While no consumer deliberately eats unsafe food, except in extreme situations of famine, millions of people unknowingly challenge their nutrition and health every day by eating food that carries serious risks. Detecting the presence of the agents that make food unsafe is not straightforward. Harmful bacteria, viruses, natural toxins, and chemicals may be present as chemical residues or carried in the matrix of food itself but invisible to the naked eye. Food safety policy, regulation, surveillance are therefore fundamental challenges for governments which seek to enhance the dietary quality and nutrition of their citizens.

Most affected regions

Food safety is an area of particular concern for low- and middleincome countries where regulatory, surveillance, and control systems are unable to address the range of potential hazards. The regions most affected by the burden of foodborne diseases are Africa, followed by South-East Asia, with marked sub-regional variations.

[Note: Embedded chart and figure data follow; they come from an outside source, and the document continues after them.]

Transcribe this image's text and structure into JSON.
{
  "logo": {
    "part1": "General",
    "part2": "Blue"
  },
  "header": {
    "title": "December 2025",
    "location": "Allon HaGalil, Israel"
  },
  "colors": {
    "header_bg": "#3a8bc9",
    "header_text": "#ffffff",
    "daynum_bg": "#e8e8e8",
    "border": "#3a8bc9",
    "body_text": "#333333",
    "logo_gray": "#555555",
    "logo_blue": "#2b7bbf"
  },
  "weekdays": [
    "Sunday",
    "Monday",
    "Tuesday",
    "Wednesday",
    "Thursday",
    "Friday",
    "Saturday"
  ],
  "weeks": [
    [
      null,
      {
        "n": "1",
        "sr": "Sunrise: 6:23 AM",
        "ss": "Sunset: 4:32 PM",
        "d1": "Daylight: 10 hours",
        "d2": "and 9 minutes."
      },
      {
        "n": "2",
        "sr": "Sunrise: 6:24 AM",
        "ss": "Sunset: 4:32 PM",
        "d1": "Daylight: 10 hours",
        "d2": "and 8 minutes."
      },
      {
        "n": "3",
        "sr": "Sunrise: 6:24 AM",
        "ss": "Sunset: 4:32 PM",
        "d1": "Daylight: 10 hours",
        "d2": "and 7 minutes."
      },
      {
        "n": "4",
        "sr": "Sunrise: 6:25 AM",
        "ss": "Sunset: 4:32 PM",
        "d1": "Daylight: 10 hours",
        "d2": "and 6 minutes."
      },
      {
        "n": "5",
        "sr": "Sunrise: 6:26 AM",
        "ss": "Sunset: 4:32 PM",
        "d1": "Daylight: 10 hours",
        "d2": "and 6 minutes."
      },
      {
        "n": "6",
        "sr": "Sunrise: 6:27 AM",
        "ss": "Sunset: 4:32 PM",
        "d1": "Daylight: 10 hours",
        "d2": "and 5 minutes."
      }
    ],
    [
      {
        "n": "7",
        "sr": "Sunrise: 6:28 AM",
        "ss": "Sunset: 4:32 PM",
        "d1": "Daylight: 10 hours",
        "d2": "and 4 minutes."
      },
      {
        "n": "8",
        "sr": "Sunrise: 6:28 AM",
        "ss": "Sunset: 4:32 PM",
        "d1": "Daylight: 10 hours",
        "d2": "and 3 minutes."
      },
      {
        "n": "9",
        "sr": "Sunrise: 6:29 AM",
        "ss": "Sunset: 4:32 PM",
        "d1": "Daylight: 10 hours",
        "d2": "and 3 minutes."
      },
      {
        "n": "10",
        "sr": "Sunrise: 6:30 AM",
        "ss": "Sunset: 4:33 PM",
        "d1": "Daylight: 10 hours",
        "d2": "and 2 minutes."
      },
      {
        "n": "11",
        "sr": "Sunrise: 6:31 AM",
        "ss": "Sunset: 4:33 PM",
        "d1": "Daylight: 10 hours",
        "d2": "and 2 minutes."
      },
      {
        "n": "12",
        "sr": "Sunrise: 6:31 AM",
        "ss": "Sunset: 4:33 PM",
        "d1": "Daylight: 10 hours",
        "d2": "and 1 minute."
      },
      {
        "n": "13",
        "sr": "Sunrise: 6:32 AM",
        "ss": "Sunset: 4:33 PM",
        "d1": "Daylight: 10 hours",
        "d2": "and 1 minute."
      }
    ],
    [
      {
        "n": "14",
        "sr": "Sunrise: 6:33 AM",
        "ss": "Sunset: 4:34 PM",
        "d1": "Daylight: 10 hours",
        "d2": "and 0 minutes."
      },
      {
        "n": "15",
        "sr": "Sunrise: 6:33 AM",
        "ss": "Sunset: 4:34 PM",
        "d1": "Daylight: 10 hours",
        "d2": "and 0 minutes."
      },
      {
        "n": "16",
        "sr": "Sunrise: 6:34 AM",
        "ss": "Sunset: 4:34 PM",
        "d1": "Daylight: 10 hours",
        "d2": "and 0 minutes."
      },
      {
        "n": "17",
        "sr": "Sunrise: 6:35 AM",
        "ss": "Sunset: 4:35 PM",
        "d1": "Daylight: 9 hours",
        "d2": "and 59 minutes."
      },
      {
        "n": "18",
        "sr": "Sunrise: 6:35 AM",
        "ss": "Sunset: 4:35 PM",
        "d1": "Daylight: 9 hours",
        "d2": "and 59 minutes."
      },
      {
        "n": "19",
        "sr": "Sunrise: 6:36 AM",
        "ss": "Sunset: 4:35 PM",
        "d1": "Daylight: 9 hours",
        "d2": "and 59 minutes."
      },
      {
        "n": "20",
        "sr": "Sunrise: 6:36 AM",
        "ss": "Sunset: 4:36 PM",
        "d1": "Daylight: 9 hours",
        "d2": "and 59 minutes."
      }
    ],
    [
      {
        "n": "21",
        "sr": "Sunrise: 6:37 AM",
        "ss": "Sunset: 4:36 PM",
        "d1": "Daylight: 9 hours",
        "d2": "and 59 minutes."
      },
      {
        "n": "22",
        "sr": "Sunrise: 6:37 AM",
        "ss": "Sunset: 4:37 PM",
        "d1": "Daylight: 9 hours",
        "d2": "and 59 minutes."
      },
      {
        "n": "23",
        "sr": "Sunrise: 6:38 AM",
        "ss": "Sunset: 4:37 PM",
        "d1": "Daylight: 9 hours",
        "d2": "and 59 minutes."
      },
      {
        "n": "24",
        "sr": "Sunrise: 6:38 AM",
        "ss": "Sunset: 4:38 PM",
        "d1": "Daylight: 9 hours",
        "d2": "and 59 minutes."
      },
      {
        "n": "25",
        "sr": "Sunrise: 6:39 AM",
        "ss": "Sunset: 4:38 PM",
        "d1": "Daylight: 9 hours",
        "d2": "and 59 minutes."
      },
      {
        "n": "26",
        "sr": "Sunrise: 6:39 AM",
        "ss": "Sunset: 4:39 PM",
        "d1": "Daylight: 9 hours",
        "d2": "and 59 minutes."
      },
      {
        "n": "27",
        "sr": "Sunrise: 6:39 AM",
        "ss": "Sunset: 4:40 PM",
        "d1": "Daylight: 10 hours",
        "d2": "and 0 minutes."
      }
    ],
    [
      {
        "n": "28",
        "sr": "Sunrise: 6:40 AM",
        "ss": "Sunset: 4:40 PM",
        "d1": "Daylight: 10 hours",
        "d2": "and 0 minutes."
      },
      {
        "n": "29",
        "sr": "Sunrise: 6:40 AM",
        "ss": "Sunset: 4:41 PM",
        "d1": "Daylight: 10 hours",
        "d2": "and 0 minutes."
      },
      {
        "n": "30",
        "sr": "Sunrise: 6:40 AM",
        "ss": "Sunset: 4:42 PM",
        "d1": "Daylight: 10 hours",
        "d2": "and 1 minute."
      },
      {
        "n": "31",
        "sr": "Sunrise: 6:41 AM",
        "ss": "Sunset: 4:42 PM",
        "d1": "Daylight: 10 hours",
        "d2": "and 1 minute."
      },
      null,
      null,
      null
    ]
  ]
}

People living in low-income sub-regions are likely to bear the greatest burden for a number of reasons:

  • Unsafe water used for cleaning and processing food
  • Poor agricultural practices
  • Poor food handling, including the inappropriate use of agricultural chemicals
  • The absence of adequate food storage infrastructure
  • No access to alternative foods when staple crops – such as maize – are contaminated

Connecting food safety, dietary quality and good nutrition

With growing international concern over unsafe food, it is important that policies in agriculture and the food system are designed to ensure both the nutritional quality and the safety of the foods we eat. This policy brief takes a systems approach consistent with HACCP and is directly linked to the food environment model advanced by the Global Panel in its 2014 Technical Brief "How Can Agriculture and Food System Policies Improve Nutrition?" This approach helps to identify opportunities for policy coherence and synergy across these important and related goals. Recommendations are provided for policymakers on actions that should be taken to promote food safety, dietary quality and good nutrition simultaneously.

The policy brief

The brief "Assuring Safe Food Systems: Policy Options for a Healthier Food Supply" reviews food safety issues that are critical to poor and vulnerable populations in low- and middle-income countries. Assuring the safety of global food systems will require

coordinated actions across policy, regulations, surveillance, and control measures to reduce the risk of foodborne illness. Every government needs to pay close attention to these issues and invest in the appropriate steps, from production through to consumption.

This brief was launched by the Global Panel at its joint high-level meeting with the Partnership for Aflatoxin Control in Africa (PACA) on 12 April 2016 in Accra Ghana. The meeting and launch took place to coincide with the 12thComprehensive African Agriculture Development Program Partnership Platform in Accra, Ghana.